Viernes 24 de octubre de 2003

 

La siderurgia en EEUU

Por Alberto Miguel Arruti
(Madrid)


El mayor fabricante de acero de EEUU, US Steel, ha iniciado un proceso de reestructuración que supondrá supresión de plantilla, aunque no se han dado detalles del número de empleos que serán despedidos. Para ello, en el tercer trimestre del presente año, ha conseguido una provisión de 620 millones de dólares (530 millones de euros). Se espera que, con esta reestructuración, pueda ahorrar unos 400 millones de dólares para finales de este año. La empresa, que tradicionalmente hacía la competencia a US Steel, era National Steel, que suspendió pagos el año pasado, por lo que US Steel, en el pasado mes de mayo, compró activos de su rival por valor de 1.050 millones de dólares.

En el año 2001, una empresa tan emblemática dentro del sector siderúrgico como la Bethelehem Steel, suspendió pagos. La situación financiera de muchas empresas siderúrgicas estadounidenses puede ser calificada como desesperada.

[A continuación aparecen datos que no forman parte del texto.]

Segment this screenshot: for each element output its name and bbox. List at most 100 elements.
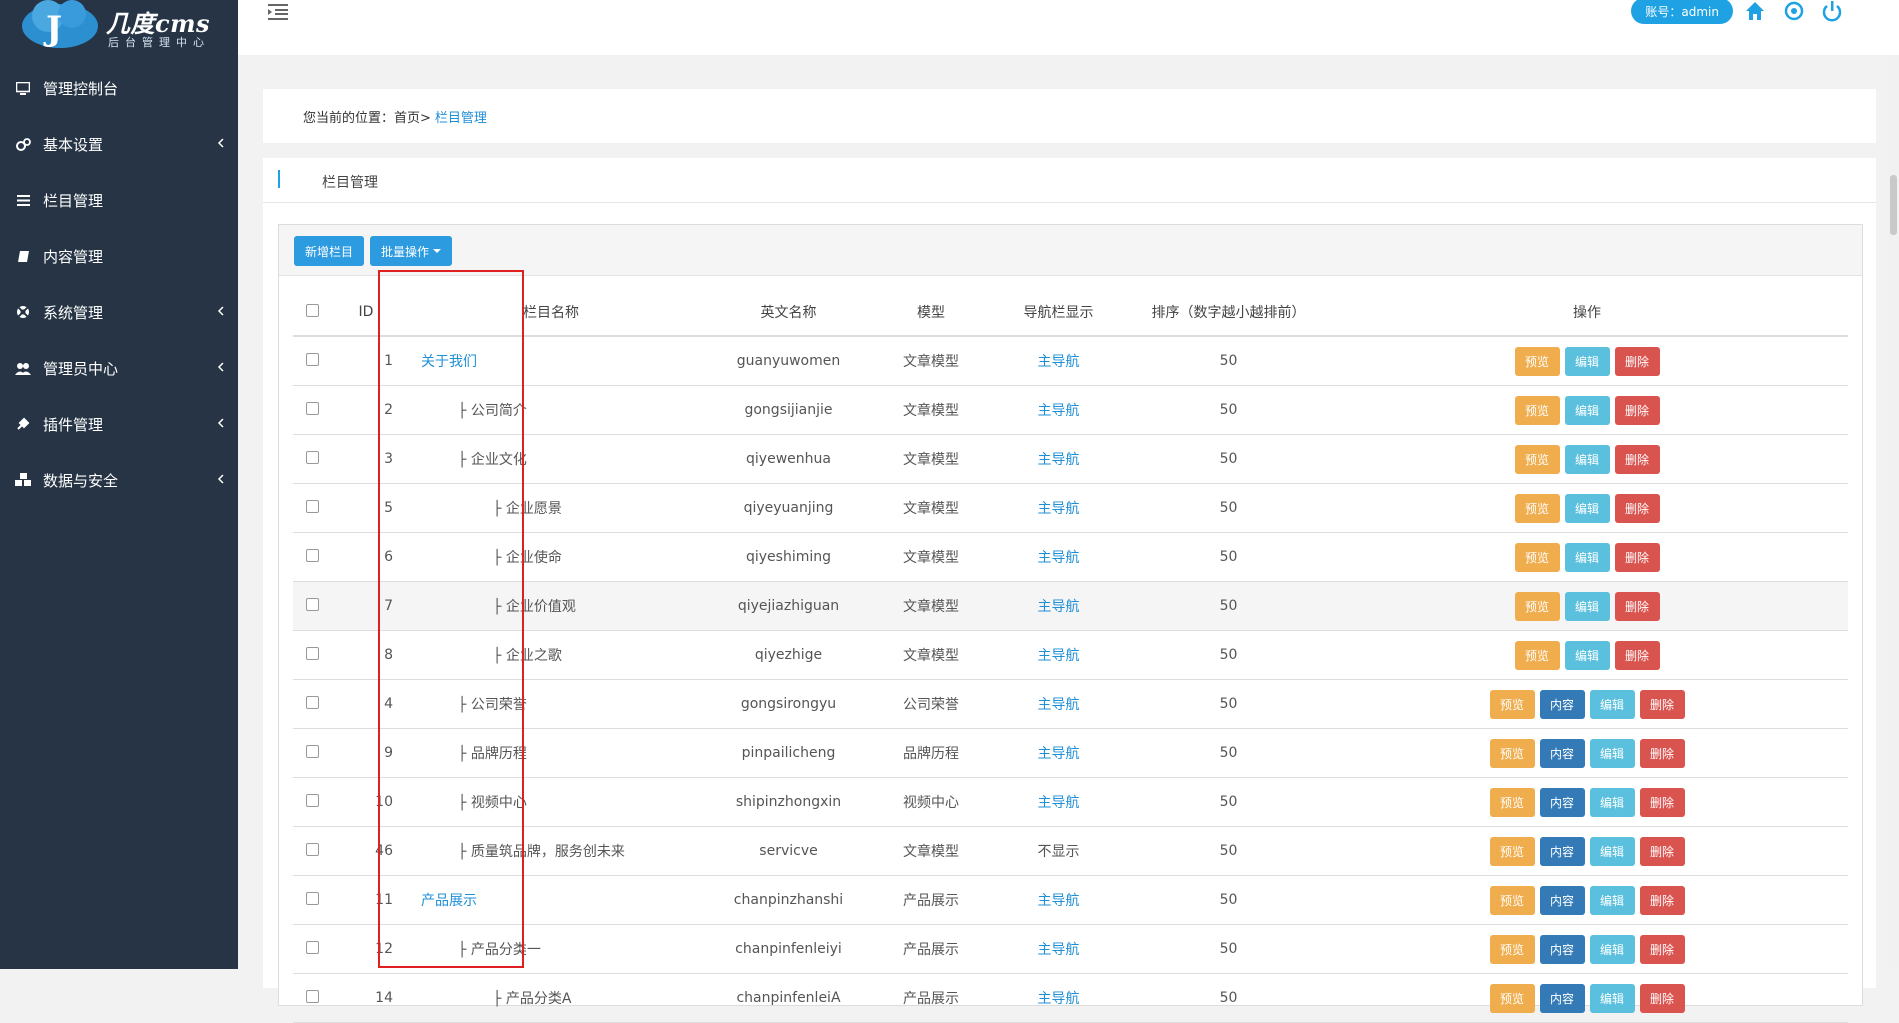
preview-button[interactable]: 预览 xyxy=(1514,493,1560,523)
delete-button[interactable]: 删除 xyxy=(1639,738,1685,768)
nav-display-value[interactable]: 主导航 xyxy=(1038,648,1080,664)
preview-button[interactable]: 预览 xyxy=(1514,591,1560,621)
nav-display-value[interactable]: 主导航 xyxy=(1038,452,1080,468)
nav-display-value[interactable]: 主导航 xyxy=(1038,354,1080,370)
delete-button[interactable]: 删除 xyxy=(1614,444,1660,474)
power-icon[interactable] xyxy=(1821,0,1843,26)
delete-button[interactable]: 删除 xyxy=(1614,542,1660,572)
delete-button[interactable]: 删除 xyxy=(1639,983,1685,1013)
preview-button[interactable]: 预览 xyxy=(1489,983,1535,1013)
home-icon[interactable] xyxy=(1744,0,1766,26)
content-button[interactable]: 内容 xyxy=(1539,983,1585,1013)
row-checkbox[interactable] xyxy=(305,695,319,709)
content-button[interactable]: 内容 xyxy=(1539,689,1585,719)
nav-display-value[interactable]: 主导航 xyxy=(1038,599,1080,615)
sidebar-item-data-security[interactable]: 数据与安全 xyxy=(0,452,238,508)
row-checkbox[interactable] xyxy=(305,793,319,807)
row-checkbox[interactable] xyxy=(305,744,319,758)
row-name[interactable]: 产品展示 xyxy=(401,875,701,925)
row-checkbox[interactable] xyxy=(305,597,319,611)
row-checkbox[interactable] xyxy=(305,940,319,954)
edit-button[interactable]: 编辑 xyxy=(1589,983,1635,1013)
row-checkbox[interactable] xyxy=(305,352,319,366)
preview-button[interactable]: 预览 xyxy=(1489,689,1535,719)
edit-button[interactable]: 编辑 xyxy=(1589,885,1635,915)
header-model[interactable]: 模型 xyxy=(876,289,986,337)
row-checkbox[interactable] xyxy=(305,989,319,1003)
edit-button[interactable]: 编辑 xyxy=(1564,542,1610,572)
menu-toggle-icon[interactable] xyxy=(268,2,288,24)
delete-button[interactable]: 删除 xyxy=(1614,346,1660,376)
sidebar-item-admin-center[interactable]: 管理员中心 xyxy=(0,340,238,396)
row-checkbox[interactable] xyxy=(305,891,319,905)
sidebar-item-basic-settings[interactable]: 基本设置 xyxy=(0,116,238,172)
preview-button[interactable]: 预览 xyxy=(1489,885,1535,915)
row-checkbox[interactable] xyxy=(305,499,319,513)
header-name[interactable]: 栏目名称 xyxy=(401,289,701,337)
sidebar-item-system-management[interactable]: 系统管理 xyxy=(0,284,238,340)
header-sort[interactable]: 排序（数字越小越排前） xyxy=(1131,289,1326,337)
nav-display-value[interactable]: 主导航 xyxy=(1038,550,1080,566)
nav-display-value[interactable]: 主导航 xyxy=(1038,501,1080,517)
nav-display-value[interactable]: 主导航 xyxy=(1038,893,1080,909)
delete-button[interactable]: 删除 xyxy=(1639,689,1685,719)
edit-button[interactable]: 编辑 xyxy=(1564,444,1610,474)
add-column-button[interactable]: 新增栏目 xyxy=(294,236,364,266)
header-english-name[interactable]: 英文名称 xyxy=(701,289,876,337)
preview-button[interactable]: 预览 xyxy=(1489,934,1535,964)
delete-button[interactable]: 删除 xyxy=(1639,787,1685,817)
edit-button[interactable]: 编辑 xyxy=(1564,346,1610,376)
row-checkbox[interactable] xyxy=(305,646,319,660)
edit-button[interactable]: 编辑 xyxy=(1564,591,1610,621)
breadcrumb-prefix[interactable]: 您当前的位置：首页> xyxy=(303,107,431,126)
preview-button[interactable]: 预览 xyxy=(1514,346,1560,376)
delete-button[interactable]: 删除 xyxy=(1614,591,1660,621)
scrollbar-thumb[interactable] xyxy=(1890,175,1897,235)
batch-actions-button[interactable]: 批量操作 xyxy=(370,236,452,266)
nav-display-value[interactable]: 主导航 xyxy=(1038,746,1080,762)
row-checkbox[interactable] xyxy=(305,548,319,562)
edit-button[interactable]: 编辑 xyxy=(1589,934,1635,964)
edit-button[interactable]: 编辑 xyxy=(1589,738,1635,768)
refresh-icon[interactable] xyxy=(1783,0,1805,26)
page-scrollbar[interactable] xyxy=(1887,55,1899,969)
delete-button[interactable]: 删除 xyxy=(1614,493,1660,523)
edit-button[interactable]: 编辑 xyxy=(1564,493,1610,523)
content-button[interactable]: 内容 xyxy=(1539,934,1585,964)
account-badge[interactable]: 账号：admin xyxy=(1631,0,1733,24)
edit-button[interactable]: 编辑 xyxy=(1589,689,1635,719)
row-checkbox[interactable] xyxy=(305,450,319,464)
delete-button[interactable]: 删除 xyxy=(1614,640,1660,670)
content-button[interactable]: 内容 xyxy=(1539,836,1585,866)
sidebar-item-dashboard[interactable]: 管理控制台 xyxy=(0,60,238,116)
header-id[interactable]: ID xyxy=(331,289,401,337)
nav-display-value[interactable]: 主导航 xyxy=(1038,942,1080,958)
preview-button[interactable]: 预览 xyxy=(1489,836,1535,866)
content-button[interactable]: 内容 xyxy=(1539,885,1585,915)
row-checkbox[interactable] xyxy=(305,842,319,856)
nav-display-value[interactable]: 主导航 xyxy=(1038,697,1080,713)
select-all-checkbox[interactable] xyxy=(305,303,319,317)
sidebar-item-column-management[interactable]: 栏目管理 xyxy=(0,172,238,228)
delete-button[interactable]: 删除 xyxy=(1639,885,1685,915)
edit-button[interactable]: 编辑 xyxy=(1589,836,1635,866)
preview-button[interactable]: 预览 xyxy=(1489,738,1535,768)
sidebar-item-content-management[interactable]: 内容管理 xyxy=(0,228,238,284)
logo[interactable]: J 几度cms 后台管理中心 xyxy=(18,0,228,54)
content-button[interactable]: 内容 xyxy=(1539,738,1585,768)
preview-button[interactable]: 预览 xyxy=(1514,640,1560,670)
content-button[interactable]: 内容 xyxy=(1539,787,1585,817)
delete-button[interactable]: 删除 xyxy=(1614,395,1660,425)
header-nav-display[interactable]: 导航栏显示 xyxy=(986,289,1131,337)
sidebar-item-plugin-management[interactable]: 插件管理 xyxy=(0,396,238,452)
edit-button[interactable]: 编辑 xyxy=(1564,395,1610,425)
preview-button[interactable]: 预览 xyxy=(1489,787,1535,817)
row-name[interactable]: 关于我们 xyxy=(401,336,701,386)
edit-button[interactable]: 编辑 xyxy=(1564,640,1610,670)
nav-display-value[interactable]: 主导航 xyxy=(1038,795,1080,811)
edit-button[interactable]: 编辑 xyxy=(1589,787,1635,817)
preview-button[interactable]: 预览 xyxy=(1514,444,1560,474)
delete-button[interactable]: 删除 xyxy=(1639,934,1685,964)
preview-button[interactable]: 预览 xyxy=(1514,542,1560,572)
preview-button[interactable]: 预览 xyxy=(1514,395,1560,425)
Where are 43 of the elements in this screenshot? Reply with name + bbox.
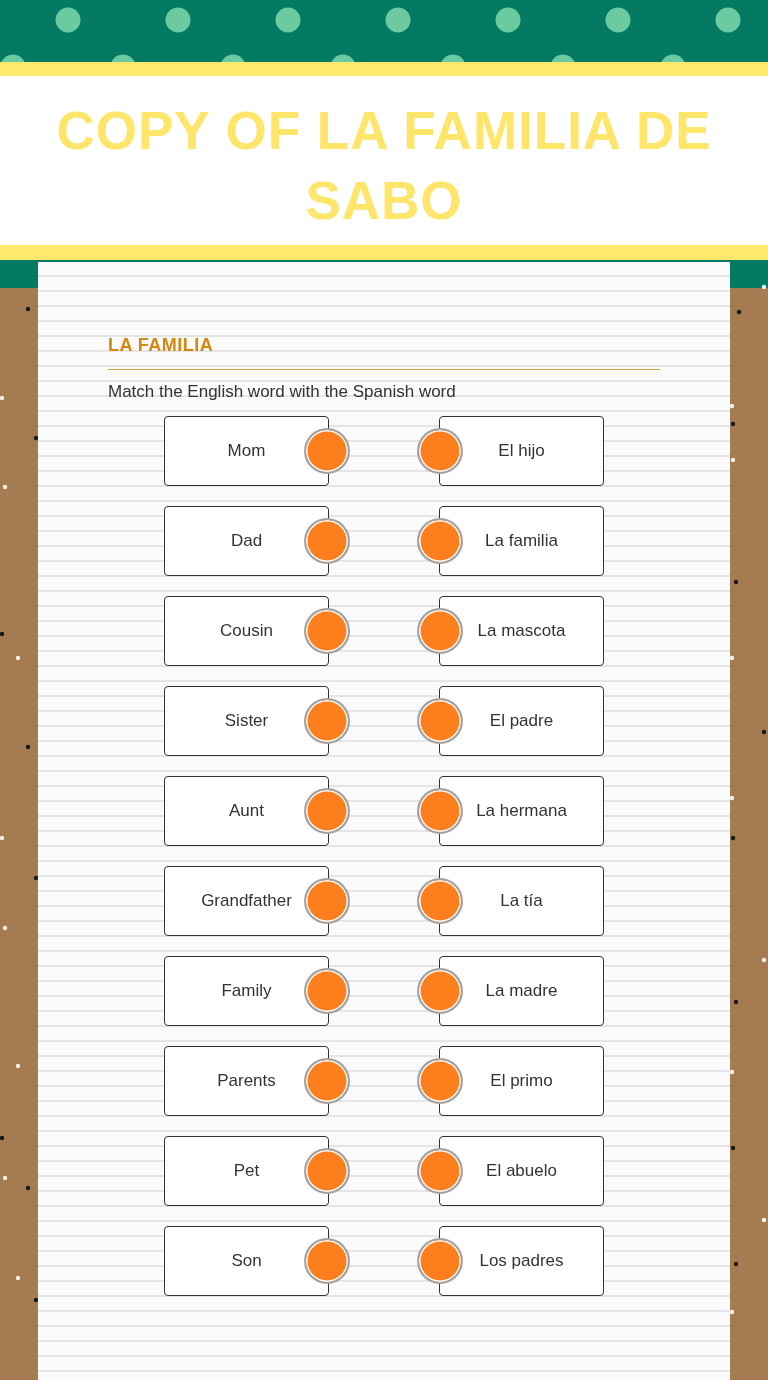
english-term-card: Grandfather (164, 866, 329, 936)
match-dot-icon[interactable] (304, 608, 350, 654)
section-title: LA FAMILIA (108, 334, 215, 356)
english-term-card: Family (164, 956, 329, 1026)
match-dot-icon[interactable] (304, 518, 350, 564)
match-dot-icon[interactable] (417, 698, 463, 744)
spanish-term-card: La familia (439, 506, 604, 576)
english-term-card: Sister (164, 686, 329, 756)
match-dot-icon[interactable] (417, 788, 463, 834)
english-term-card: Mom (164, 416, 329, 486)
spanish-term-card: El padre (439, 686, 604, 756)
match-dot-icon[interactable] (417, 1238, 463, 1284)
match-dot-icon[interactable] (304, 878, 350, 924)
match-dot-icon[interactable] (304, 698, 350, 744)
english-term-card: Cousin (164, 596, 329, 666)
spanish-term-card: La hermana (439, 776, 604, 846)
match-dot-icon[interactable] (417, 518, 463, 564)
spanish-term-card: La tía (439, 866, 604, 936)
match-dot-icon[interactable] (304, 1238, 350, 1284)
english-term-card: Son (164, 1226, 329, 1296)
match-dot-icon[interactable] (417, 608, 463, 654)
instructions-text: Match the English word with the Spanish word (108, 381, 457, 403)
spanish-term-card: El primo (439, 1046, 604, 1116)
match-dot-icon[interactable] (304, 788, 350, 834)
match-dot-icon[interactable] (304, 1148, 350, 1194)
worksheet-title: COPY OF LA FAMILIA DE SABO (55, 100, 713, 232)
match-dot-icon[interactable] (304, 1058, 350, 1104)
spanish-term-card: La mascota (439, 596, 604, 666)
match-dot-icon[interactable] (417, 428, 463, 474)
english-term-card: Parents (164, 1046, 329, 1116)
match-dot-icon[interactable] (417, 878, 463, 924)
match-dot-icon[interactable] (304, 968, 350, 1014)
spanish-term-card: La madre (439, 956, 604, 1026)
spanish-term-card: Los padres (439, 1226, 604, 1296)
match-dot-icon[interactable] (304, 428, 350, 474)
spanish-term-card: El abuelo (439, 1136, 604, 1206)
english-term-card: Pet (164, 1136, 329, 1206)
spanish-term-card: El hijo (439, 416, 604, 486)
english-term-card: Dad (164, 506, 329, 576)
english-term-card: Aunt (164, 776, 329, 846)
match-dot-icon[interactable] (417, 968, 463, 1014)
match-dot-icon[interactable] (417, 1058, 463, 1104)
match-dot-icon[interactable] (417, 1148, 463, 1194)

Ni tan siquiera pueden hacer frente a los compromisos de sus planes de pensiones. Frente a esta situación, existe un plantel de pequeñas acerías compactas extremadamente competitivas.

Ante esta situación, el presidente Bush tomó la decisión de imponer una serie de aranceles a las importaciones de acero que puedan venir de otros países y que oscilan entre el 8% y el 30%. Esta decisión ha perjudicado, y perjudica, a la Unión Europea (UE) y a países como Rusia o Corea del Sur, además de a los llamados países emergentes del sureste asiático. Todo ello sin contar con los países de América Latina, sobre todo Brasil. La gran reestructuración siderúrgica, que se llevó a cabo en la UE, y en particular en España, hace tan sólo unos años y que costó sangre, sudor y lágrimas tanto a empresarios como a trabajadores, no se hizo en EEUU y ahora se están pagando las consecuencias. Esta situación además perjudica a otras industrias de los propios EEUU, como es la del automóvil, en ningún caso exenta de problemas.

La industria del acero tiene que hacer frente a nuevos productos y nuevas tecnologías, a la decadencia de la industria naval, que soporta una dura competencia, en ocasiones al margen de las prácticas y de las leyes internacionales, de países como Corea del Sur. Finalmente, multitud de países, de los llamados del Tercer Mundo o en vías de desarrollo, como puede ser Brasil, han pasado de ser importadores, hace tan sólo unos años, a exportadores.

Además, la UE dispone de la mayor empresa siderúrgica del mundo, Arcelor, con una dimensión que duplica la de sus directos competidores, como Nipón Steel, Corus y Thyssen-Krupp.

A pesar de todo, en una reunión mantenida a finales del año pasado, los países que integran la Organización para la Cooperación y el Desarrollo Económico (OCDE) tomaron la decisión de reducir en 140 millones de toneladas las capacidades de fabricación de acero, dentro del período de tiempo comprendido entre 1998 y 2005. Lo que representa una reestructuración del sector siderúrgico, con el lógico cierre de plantas e instalaciones, lo que implica nuevos costes sociales. Además, la OCDE tomó la decisión de hacer frente al problema de las subvenciones, que permite la supervivencia de capacidades de producción, que no son rentables.